← back to the timeline
Jun 8 2026

six things got done: Taught the app to actually grow more sure of itself over time. Tap any of these to read the whole thing.

Taught the app to actually grow more sure of itself over time

The app keeps a "how sure am I about this?" rating for every exercise, every movement pattern (squat, hinge, the presses and pulls), and ev…

Done
the problem

The app keeps a "how sure am I about this?" rating for every exercise, every movement pattern (squat, hinge, the presses and pulls), and every muscle group. The rating is supposed to climb from "no idea yet" → "getting a feel for it" → "I know this now" as you train. Except it never climbed. Every rating was stuck on "no idea yet" forever, the steps that would move it up were designed a long time ago but never actually built. So the coach treated even someone with months of history as a total stranger, and a downstream feature (letting you review your projected targets) was stuck waiting for ratings that never moved.

what I changed

I built the whole "grow more sure" system for all three: exercises, patterns, and muscles.

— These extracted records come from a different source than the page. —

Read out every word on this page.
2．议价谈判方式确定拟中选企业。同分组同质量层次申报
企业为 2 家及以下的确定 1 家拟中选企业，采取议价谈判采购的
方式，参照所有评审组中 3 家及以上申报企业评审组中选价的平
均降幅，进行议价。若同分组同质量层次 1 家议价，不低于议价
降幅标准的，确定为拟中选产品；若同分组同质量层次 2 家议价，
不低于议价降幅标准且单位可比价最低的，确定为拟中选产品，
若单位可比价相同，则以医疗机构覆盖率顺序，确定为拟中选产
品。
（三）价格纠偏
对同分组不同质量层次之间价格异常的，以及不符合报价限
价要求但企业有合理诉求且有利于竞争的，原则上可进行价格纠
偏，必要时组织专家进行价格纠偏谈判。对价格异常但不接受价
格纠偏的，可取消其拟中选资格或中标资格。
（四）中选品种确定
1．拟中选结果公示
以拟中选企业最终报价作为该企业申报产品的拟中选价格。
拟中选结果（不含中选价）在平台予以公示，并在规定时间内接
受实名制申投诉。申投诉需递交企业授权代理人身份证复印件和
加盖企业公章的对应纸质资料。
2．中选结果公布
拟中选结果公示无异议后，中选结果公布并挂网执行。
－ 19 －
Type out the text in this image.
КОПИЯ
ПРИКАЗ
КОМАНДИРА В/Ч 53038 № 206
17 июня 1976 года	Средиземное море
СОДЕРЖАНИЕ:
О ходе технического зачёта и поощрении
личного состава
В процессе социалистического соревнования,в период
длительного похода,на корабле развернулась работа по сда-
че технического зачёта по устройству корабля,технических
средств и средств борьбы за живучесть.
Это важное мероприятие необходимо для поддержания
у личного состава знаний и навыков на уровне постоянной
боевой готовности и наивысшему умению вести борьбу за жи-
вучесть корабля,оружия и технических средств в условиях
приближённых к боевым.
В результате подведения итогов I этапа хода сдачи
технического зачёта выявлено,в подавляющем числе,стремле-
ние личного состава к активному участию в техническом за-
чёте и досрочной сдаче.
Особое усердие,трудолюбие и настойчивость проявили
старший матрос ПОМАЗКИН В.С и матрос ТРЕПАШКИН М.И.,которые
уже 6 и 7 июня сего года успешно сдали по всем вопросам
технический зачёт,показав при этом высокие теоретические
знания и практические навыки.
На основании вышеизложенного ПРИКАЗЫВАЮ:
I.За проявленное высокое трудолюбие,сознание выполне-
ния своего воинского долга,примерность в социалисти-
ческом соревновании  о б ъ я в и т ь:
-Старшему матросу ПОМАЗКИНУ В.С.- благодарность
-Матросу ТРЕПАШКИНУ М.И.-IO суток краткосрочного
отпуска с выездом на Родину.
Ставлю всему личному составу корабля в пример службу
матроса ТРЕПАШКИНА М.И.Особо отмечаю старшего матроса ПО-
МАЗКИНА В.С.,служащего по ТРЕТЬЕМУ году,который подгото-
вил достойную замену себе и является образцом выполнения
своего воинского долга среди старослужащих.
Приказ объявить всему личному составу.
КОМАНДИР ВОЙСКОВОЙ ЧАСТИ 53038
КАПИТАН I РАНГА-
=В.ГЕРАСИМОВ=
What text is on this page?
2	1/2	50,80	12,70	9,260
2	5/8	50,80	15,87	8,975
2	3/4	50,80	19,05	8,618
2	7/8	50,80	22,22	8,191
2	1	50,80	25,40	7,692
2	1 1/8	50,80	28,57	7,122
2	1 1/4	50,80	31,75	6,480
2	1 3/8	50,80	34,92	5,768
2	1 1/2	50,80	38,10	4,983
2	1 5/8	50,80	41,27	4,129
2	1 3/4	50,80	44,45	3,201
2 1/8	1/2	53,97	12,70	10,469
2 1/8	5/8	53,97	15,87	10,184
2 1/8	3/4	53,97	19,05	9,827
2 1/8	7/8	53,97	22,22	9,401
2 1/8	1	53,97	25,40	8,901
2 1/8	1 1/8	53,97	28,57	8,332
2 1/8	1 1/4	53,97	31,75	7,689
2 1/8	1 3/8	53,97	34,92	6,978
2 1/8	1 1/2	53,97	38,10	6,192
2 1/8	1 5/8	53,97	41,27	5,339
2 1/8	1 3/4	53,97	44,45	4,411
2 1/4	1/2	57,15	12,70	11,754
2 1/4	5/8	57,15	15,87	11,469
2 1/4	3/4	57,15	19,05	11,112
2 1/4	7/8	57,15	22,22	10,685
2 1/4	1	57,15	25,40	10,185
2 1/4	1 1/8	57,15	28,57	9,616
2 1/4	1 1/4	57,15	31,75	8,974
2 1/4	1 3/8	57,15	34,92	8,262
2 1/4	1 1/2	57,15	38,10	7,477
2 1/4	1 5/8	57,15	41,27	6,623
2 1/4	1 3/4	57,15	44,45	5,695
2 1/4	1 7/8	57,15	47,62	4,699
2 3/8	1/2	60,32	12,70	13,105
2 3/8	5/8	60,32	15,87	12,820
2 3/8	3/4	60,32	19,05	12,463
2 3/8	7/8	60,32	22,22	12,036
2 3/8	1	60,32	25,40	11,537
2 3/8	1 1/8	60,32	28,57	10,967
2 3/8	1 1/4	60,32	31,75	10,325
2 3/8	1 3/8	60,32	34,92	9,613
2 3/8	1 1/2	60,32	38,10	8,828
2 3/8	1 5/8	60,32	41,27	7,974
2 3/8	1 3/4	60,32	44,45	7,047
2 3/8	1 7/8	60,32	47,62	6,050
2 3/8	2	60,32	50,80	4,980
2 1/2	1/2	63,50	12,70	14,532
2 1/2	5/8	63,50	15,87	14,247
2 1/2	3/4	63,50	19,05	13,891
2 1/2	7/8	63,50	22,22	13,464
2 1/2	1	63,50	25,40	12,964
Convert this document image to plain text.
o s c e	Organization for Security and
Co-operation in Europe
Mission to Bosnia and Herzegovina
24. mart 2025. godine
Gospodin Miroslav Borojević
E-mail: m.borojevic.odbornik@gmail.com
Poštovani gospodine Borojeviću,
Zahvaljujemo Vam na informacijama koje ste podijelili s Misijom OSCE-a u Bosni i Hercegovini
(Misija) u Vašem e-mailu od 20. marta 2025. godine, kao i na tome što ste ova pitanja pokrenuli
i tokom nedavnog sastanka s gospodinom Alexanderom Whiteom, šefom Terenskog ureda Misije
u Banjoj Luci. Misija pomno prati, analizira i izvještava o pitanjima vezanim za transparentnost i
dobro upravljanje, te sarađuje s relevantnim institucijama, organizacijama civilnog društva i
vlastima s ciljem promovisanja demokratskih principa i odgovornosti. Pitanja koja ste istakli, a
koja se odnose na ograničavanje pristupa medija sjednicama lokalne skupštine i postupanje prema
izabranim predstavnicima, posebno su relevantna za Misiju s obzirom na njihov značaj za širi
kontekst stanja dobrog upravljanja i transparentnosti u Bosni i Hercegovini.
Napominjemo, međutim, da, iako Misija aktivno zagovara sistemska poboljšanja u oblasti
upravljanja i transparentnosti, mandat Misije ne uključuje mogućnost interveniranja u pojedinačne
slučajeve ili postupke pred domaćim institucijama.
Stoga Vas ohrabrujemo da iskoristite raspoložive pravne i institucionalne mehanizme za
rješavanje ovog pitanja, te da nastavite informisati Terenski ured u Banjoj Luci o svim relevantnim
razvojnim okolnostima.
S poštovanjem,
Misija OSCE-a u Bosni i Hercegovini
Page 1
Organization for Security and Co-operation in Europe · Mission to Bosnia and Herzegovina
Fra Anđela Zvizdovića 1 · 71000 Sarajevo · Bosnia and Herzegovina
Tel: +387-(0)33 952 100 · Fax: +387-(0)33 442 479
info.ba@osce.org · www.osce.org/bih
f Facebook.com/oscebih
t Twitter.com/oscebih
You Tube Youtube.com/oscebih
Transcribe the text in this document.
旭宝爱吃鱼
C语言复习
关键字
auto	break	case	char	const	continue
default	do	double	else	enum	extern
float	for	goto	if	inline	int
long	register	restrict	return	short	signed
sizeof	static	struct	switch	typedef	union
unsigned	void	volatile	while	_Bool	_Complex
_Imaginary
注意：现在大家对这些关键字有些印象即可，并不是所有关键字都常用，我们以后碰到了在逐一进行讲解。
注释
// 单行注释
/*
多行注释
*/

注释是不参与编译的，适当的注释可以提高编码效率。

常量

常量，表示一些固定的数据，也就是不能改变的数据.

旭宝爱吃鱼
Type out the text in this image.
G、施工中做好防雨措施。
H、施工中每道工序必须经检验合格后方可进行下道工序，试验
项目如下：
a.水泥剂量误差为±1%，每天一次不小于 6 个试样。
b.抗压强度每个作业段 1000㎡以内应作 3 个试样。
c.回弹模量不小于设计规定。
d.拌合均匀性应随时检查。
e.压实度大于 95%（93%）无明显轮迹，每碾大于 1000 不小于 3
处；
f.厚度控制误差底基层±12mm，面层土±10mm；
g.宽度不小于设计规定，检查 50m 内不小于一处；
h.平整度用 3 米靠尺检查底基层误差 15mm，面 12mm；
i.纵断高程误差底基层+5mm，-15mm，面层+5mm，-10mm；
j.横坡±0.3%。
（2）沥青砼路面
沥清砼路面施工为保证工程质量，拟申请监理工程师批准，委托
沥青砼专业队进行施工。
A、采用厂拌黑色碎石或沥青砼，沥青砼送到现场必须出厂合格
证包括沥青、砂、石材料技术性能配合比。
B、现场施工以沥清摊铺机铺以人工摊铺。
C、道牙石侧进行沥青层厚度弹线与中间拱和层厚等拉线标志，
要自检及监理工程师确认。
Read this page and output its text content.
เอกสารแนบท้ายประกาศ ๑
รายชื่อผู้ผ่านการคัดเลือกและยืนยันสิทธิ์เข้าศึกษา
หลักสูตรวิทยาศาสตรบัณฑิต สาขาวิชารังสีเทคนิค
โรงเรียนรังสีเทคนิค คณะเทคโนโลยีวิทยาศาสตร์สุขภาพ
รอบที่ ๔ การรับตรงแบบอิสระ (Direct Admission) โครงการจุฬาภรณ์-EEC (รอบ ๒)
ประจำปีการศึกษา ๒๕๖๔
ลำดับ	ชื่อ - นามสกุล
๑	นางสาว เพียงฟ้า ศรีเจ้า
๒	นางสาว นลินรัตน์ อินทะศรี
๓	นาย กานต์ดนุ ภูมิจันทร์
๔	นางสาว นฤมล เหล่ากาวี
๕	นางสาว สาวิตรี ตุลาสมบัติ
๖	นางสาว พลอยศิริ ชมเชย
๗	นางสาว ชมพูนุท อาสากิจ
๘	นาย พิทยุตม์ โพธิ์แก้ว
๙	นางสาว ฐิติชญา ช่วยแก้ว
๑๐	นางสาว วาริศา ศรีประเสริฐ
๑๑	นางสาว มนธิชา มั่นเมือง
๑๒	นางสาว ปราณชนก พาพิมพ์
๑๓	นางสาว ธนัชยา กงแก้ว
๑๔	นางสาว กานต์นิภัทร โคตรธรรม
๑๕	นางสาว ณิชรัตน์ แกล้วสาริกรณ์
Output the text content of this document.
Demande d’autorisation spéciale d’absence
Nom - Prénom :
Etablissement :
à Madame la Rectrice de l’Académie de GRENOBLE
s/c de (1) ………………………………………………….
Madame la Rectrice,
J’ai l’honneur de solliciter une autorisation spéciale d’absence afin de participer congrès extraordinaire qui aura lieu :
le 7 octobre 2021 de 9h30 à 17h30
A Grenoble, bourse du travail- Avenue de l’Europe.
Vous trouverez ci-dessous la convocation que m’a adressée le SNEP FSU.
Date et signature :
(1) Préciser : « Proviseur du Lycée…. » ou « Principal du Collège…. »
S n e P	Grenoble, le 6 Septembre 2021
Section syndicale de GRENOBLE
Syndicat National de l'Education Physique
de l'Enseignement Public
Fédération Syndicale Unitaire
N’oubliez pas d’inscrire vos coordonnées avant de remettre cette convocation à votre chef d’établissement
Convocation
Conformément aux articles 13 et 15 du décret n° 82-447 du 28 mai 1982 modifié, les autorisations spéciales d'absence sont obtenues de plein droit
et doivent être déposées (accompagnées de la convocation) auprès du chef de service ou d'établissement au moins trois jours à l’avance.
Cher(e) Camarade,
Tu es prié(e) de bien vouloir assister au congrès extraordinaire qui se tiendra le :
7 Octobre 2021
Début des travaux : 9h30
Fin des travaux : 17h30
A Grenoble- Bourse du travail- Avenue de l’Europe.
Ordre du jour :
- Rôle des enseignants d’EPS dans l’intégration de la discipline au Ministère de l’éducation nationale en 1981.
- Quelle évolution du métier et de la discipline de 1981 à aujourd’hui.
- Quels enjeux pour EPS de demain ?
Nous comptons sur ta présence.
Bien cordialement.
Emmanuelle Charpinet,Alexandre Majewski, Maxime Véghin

  • Exercises become "known" once you've done them enough times and your estimated strength has settled down (stopped bouncing around).
  • Patterns become "known" after about six sessions with a real, data-backed read on how they're trending. This is the important one: once enough of your main patterns are "known," the app can finally offer to review your targets, the thing that was blocked.
  • Muscles don't judge themselves; they inherit confidence from the patterns that train them. A nice catch here: biceps only get trained by isolation moves, so an earlier "only count the big patterns" idea would have left biceps permanently stuck, the final rule counts all the patterns a muscle actually uses.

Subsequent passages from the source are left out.